Vers la lumière, Chantal Chawaf
192 p
des Femmes – Antoinette Fouque, 1992
Première page
« Dagan était archéologue.
– Tu aimes l’archéologie ?
L’archéologie ? Le monde âgé, primitif, le monde de l’origine ? Meininguel, un manoir perdu du côté de l’Ouest et des vents où étaient enterrés les deux corps ? Oh oui, j’aimais l’archéologie ! Un monde de remparts écroulés, les décombres de murailles des collines fortifiées, des rocs flanqués de tours en ruine, les palais restés sans rois, sans reines, sans père, sans mère.
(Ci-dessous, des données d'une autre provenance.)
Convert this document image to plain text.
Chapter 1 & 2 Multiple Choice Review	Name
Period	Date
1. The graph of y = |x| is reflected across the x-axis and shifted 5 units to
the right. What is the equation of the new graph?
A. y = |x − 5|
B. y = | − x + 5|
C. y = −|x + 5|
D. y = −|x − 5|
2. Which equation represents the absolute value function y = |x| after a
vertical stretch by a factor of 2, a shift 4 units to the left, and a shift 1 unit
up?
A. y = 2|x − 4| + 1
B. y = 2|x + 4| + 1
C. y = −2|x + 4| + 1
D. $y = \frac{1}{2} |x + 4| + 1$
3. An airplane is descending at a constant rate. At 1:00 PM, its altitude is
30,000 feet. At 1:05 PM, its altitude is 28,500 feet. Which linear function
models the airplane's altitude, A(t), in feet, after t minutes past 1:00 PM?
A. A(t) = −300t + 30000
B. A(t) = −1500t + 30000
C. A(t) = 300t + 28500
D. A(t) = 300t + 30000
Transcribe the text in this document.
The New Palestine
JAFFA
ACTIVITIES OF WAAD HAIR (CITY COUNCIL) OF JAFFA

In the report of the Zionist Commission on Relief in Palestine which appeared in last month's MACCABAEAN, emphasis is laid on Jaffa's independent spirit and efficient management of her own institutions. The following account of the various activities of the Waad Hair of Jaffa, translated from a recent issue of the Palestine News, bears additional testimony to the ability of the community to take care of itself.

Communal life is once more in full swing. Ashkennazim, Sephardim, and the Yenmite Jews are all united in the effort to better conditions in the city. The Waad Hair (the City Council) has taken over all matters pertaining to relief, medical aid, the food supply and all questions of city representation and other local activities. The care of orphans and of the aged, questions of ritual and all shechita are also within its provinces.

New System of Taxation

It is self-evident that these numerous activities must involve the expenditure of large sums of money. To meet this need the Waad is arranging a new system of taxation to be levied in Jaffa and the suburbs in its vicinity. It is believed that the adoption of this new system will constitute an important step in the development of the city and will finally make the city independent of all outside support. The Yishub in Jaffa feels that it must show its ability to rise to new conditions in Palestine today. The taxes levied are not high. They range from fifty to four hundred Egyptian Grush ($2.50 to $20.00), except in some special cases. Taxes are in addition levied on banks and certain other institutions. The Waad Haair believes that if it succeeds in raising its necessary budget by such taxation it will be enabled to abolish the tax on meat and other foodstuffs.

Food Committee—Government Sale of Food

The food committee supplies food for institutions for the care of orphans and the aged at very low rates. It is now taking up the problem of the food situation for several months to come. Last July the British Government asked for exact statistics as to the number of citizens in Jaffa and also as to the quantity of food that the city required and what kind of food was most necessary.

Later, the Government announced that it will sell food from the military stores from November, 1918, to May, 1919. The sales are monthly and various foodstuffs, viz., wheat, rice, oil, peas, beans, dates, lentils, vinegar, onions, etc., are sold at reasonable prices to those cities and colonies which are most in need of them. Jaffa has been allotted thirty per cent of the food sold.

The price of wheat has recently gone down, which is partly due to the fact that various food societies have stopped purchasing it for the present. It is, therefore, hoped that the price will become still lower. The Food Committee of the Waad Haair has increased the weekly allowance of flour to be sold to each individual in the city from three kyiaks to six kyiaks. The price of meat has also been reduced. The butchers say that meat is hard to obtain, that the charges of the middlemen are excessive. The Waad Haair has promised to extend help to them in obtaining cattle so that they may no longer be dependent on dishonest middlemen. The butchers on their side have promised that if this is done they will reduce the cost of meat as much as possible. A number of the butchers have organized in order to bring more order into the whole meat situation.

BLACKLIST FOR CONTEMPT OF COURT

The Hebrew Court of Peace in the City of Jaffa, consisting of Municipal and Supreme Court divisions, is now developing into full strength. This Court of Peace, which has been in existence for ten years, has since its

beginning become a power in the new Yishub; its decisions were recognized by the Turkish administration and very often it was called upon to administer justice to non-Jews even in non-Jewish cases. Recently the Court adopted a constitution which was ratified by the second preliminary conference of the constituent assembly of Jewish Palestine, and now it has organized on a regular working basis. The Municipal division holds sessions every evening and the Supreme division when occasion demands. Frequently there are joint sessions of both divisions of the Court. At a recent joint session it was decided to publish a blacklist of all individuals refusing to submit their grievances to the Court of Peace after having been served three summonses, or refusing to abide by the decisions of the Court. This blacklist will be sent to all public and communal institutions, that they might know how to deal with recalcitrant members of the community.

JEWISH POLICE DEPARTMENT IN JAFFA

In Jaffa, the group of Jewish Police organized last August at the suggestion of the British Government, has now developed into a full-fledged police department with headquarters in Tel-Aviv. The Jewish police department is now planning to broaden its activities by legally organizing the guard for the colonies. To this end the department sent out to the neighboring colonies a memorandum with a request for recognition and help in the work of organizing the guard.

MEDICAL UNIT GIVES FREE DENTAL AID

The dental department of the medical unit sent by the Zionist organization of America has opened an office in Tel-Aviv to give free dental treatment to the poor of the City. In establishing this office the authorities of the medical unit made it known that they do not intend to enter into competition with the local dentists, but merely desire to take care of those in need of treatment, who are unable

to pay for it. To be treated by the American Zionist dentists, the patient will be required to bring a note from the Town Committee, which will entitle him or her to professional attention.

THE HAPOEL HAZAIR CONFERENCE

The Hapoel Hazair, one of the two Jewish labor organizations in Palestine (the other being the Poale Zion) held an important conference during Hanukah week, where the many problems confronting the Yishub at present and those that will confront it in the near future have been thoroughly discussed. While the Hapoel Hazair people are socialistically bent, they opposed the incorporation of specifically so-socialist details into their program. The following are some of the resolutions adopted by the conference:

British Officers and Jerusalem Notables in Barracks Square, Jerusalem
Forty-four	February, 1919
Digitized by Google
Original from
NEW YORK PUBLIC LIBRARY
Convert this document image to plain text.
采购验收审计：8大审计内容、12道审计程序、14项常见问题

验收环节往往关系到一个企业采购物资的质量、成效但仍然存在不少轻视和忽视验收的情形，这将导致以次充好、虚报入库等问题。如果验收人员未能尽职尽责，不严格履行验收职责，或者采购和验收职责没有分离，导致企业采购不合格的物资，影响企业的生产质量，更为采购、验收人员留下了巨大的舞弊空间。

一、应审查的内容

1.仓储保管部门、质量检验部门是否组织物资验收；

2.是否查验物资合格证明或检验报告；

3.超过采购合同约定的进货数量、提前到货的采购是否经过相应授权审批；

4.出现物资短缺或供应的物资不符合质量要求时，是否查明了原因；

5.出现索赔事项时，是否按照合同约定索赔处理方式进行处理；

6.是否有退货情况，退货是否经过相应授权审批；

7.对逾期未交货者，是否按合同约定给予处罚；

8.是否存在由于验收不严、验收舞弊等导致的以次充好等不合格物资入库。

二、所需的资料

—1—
Les galeries souterraines, les caveaux. Meininguel, en forme de cordon rocailleux et rouge, me reliait à la vie sous terre où les fantômes de mes parents assassinés me cajolaient dans des bras de squelette.
– Veux-tu m’épouser ? «
A propos de Vers la lumière
Une femme, France Meininguel, et sa fille Jasmine sont confinées dans une maison mystérieuse de l’Ile-de-France. La mère a un but : aller vers la lumière du manoir natal.
Reprenant nos mythes immémoriaux, cette habitante des Enfers, France Meininguel, s’efforce de quitter sa condition souterraine pour revenir sur terre.
Tout au long d’un intense et cosmique voyage de reconnaissance au cours duquel, de l’Orient à l’Occident, nous traversons le soleil, la nuit, les montagnes, les vagues de la mer mais également un monde phosphorescent de fantômes et scintillant d’archanges, va se détruire la naissance – celle de la mort et de la nuit, celle du drame et de l’angoisse – pour donner verbalement, textuellement, le jour à l’autre, à une nouvelle femme qui promet et crée l’avenir qu’empêchait la souffrance passée.
Vingt ans après « Retable », cinq ans après « l’Intérieur des heures », ce livre enraciné dans la chair épure la biographie des morts et des survivants; loin de refermer le triptyque, il l’ouvre à l’élaboration d’une parole de l’origine.
Ce qui intéresse Chantal Chawaf dans l’écriture, ce sont ces mouvements aux limites de la conscience qui saillent sous le langage. Quiconque aura le privilège de passer quelques instants dans son intimité livresque sera sensible aux secrètes émotions humaines contenues dans son œuvre et aux pulsations glacées d’un style qui fait penser tour à tour à ce qui traverse et à ce qui est traversé, à la lumière et au cristal.